What other book on my list did I find? I came across a
perfect second-hand copy of The Terracotta
Dog by Andrea Camilleri. Camilleri is heralded as the Italian
Simenon. I know at least one person who may disagree with that, while there is
no doubt that he is a marvellously entertaining and profoundly insightful
writer, whose main character, Inspector Montalbano, is to be found somewhere
between the indefatigably persistent Inspector Morse of Oxford and the
seemingly absent minded and sartorially sloppy American Detective Colombo - who
never misses a stitch. The novels are all immensely enjoyable. I was told by an
Italian friend that there is a popular TV series in Italy based upon them.
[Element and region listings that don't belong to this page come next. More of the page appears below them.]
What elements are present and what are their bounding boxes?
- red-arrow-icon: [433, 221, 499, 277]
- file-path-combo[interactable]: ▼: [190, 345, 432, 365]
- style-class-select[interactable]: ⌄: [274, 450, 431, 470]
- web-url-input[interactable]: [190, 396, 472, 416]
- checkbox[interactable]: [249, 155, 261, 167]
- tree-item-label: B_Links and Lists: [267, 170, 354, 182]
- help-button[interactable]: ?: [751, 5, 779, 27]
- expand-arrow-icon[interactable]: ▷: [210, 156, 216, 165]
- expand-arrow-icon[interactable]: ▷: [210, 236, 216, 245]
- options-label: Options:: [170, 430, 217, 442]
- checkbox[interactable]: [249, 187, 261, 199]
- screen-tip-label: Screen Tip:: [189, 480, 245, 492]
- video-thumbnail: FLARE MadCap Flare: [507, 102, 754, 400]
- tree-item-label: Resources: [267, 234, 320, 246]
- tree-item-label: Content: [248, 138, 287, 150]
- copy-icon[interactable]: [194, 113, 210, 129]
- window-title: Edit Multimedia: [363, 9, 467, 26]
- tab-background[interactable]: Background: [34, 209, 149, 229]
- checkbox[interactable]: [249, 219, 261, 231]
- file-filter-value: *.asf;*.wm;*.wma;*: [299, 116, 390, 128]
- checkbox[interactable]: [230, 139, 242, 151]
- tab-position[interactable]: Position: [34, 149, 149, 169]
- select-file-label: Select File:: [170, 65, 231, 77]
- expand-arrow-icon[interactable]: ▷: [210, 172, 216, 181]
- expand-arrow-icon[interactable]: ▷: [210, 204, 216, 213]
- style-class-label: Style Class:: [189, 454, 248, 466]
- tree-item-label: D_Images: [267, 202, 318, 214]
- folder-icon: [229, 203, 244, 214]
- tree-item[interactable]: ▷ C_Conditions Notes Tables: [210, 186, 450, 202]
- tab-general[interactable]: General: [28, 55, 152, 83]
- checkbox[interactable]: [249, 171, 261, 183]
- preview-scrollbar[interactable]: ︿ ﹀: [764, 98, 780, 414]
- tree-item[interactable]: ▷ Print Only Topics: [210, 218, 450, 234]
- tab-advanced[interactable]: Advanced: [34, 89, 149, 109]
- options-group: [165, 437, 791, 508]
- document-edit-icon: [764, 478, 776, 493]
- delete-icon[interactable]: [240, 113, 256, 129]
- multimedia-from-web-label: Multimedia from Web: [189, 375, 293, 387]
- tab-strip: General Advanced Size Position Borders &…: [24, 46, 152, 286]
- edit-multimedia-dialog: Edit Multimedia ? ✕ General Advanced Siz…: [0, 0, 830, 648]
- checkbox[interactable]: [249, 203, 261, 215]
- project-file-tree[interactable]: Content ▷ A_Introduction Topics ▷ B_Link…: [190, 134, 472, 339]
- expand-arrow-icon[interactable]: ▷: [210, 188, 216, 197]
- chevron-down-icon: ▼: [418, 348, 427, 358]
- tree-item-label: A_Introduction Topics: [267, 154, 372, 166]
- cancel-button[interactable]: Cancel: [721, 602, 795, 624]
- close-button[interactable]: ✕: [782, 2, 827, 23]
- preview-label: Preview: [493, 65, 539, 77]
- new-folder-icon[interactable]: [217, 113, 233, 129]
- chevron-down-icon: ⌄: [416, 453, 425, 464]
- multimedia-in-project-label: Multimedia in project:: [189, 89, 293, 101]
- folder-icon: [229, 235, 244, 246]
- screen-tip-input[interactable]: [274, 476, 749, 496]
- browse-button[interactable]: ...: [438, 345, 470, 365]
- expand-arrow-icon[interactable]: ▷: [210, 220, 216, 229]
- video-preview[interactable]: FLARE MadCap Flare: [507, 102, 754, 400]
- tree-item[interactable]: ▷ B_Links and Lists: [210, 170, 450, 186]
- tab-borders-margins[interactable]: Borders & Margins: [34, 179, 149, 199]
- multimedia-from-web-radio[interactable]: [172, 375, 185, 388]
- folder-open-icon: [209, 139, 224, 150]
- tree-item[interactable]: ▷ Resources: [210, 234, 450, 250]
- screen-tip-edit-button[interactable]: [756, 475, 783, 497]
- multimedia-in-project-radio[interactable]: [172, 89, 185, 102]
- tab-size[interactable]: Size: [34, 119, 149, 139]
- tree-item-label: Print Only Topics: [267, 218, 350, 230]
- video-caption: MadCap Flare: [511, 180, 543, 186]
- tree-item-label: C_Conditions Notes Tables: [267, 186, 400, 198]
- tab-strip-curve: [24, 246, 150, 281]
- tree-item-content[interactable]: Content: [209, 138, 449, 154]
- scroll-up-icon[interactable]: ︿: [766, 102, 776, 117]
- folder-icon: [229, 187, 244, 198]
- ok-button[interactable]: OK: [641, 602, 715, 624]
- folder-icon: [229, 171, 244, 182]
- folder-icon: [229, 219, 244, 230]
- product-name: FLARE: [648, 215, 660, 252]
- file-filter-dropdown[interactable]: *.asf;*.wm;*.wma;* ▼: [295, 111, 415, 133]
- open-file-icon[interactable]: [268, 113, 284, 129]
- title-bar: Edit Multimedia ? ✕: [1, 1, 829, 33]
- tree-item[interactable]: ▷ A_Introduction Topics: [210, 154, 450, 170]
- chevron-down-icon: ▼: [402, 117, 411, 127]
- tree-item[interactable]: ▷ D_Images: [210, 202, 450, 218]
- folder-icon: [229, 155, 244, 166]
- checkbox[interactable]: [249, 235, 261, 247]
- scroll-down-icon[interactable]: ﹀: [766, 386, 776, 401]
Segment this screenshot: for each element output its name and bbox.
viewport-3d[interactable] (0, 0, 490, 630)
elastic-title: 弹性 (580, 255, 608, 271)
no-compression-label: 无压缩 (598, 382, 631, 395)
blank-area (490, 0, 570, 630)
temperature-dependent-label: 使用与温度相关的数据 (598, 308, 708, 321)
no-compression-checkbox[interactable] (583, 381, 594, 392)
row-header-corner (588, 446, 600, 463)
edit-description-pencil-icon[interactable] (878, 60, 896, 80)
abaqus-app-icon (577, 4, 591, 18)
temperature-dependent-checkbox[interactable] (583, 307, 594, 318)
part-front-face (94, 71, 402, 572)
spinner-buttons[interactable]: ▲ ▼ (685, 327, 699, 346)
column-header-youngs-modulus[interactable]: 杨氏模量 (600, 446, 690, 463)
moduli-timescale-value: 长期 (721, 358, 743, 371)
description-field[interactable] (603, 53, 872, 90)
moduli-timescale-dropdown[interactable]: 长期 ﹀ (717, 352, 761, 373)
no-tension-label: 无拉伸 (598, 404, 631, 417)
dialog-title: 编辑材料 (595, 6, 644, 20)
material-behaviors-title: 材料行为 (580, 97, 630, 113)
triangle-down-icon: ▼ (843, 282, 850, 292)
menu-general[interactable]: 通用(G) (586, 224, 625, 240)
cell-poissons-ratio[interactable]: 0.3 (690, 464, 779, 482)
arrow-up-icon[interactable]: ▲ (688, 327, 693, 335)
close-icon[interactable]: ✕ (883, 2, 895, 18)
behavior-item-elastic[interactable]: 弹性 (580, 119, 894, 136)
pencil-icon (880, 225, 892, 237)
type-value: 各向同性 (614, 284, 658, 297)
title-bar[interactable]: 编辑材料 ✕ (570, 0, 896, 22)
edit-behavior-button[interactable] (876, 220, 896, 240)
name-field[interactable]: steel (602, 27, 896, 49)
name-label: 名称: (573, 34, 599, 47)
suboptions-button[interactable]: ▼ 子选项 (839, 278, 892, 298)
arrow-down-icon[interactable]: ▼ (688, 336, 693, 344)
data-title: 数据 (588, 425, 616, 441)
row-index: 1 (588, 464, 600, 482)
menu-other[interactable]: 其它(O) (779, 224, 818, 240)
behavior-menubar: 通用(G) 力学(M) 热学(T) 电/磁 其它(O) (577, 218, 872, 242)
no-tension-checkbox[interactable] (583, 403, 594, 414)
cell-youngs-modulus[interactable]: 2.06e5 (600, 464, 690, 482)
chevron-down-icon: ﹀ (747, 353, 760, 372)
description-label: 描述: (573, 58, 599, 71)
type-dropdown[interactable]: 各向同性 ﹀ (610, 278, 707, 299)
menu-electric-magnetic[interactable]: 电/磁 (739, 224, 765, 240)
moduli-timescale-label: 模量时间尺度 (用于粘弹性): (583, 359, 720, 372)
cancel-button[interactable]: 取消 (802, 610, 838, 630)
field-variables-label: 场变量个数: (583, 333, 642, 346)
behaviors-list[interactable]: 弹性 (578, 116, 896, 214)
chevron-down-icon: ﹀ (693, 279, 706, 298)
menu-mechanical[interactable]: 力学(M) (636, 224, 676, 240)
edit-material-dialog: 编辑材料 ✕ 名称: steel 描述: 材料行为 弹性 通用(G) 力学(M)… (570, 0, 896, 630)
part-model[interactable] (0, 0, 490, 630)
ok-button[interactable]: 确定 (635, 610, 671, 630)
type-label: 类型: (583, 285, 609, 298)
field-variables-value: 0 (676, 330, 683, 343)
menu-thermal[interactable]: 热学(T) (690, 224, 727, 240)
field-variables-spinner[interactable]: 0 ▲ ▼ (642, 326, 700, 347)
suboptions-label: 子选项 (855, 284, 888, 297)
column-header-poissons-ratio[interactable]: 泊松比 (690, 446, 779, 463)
Now the last book on my shopping list: Michael Pollan’s A Place of My Own. This book is referred
to by its author in his preface as “a biography of a building”. Preceding the
preface is a line from Henry David Thoreau’s Walden
that makes reference to the hut Thoreau built on a tiny island situated in
Walden Pond. It was recommended by a young fellow, now married to my niece, who
I first met two years ago just after they were formally engaged. He came across
then as a very dapper 20-something Sinatra, although he insists he doesn’t sing
but rather reads. This year, having undergone a makeover, he resembled a poet
from the post-Beat Generation, with long hair and full beard.
Pollan’s book is the
story of a writer who needs a place to work. With his and his wife’s first
child on the way working from the house will be next to impossible. What he
does, with absolutely no previous skill or even the slightest aptitude, is to
venture to build himself a small writer’s hut some few hundred feet behind
their New England home. It is a curiously interesting biographical account of a
writer’s quest not just to find but actually make that special place to write,
and, according to Pollan, “daydream”, and create something of substance - made
out of words. The further along I read the more I became drawn into Pollan’s
skill and craftsmanship as a writer. I think that what my niece’s husband had
in mind when he recommended the book was that while he knew I had written a
couple books and a bunch of essays, he had been told that I had built a
considerable number of houses. There is an intriguing connection somewhere
between the author of A Place of My Own
and myself in the inverse correlation between our opposing trajectories.
That being said, it was some four years after I had sat on
the stoop of the Grolier Poetry Bookshop on Plymton Street off Harvard Square,
trying to understand The Cantos of Ezra Pound, that I crossed the
big pond and managed to be taken on as an apprentice by a furniture maker in
the north London borough of Islington. My employer, a master craftsman of the
pre-world war era, said I was at 21 or 22 actually too old to start. After some
persuasion he agreed to take me on, as I impressed upon him that I was
interested in learning and not in how little he would be able to pay me. He
first taught me how to sharpen a chisel (which I have not forgotten) and then
something of how to properly use it. After some time I gradually moved from
furniture to building houses. The pay was, quite frankly, a lot better and most
of all it was suited to my peripatetic way of life.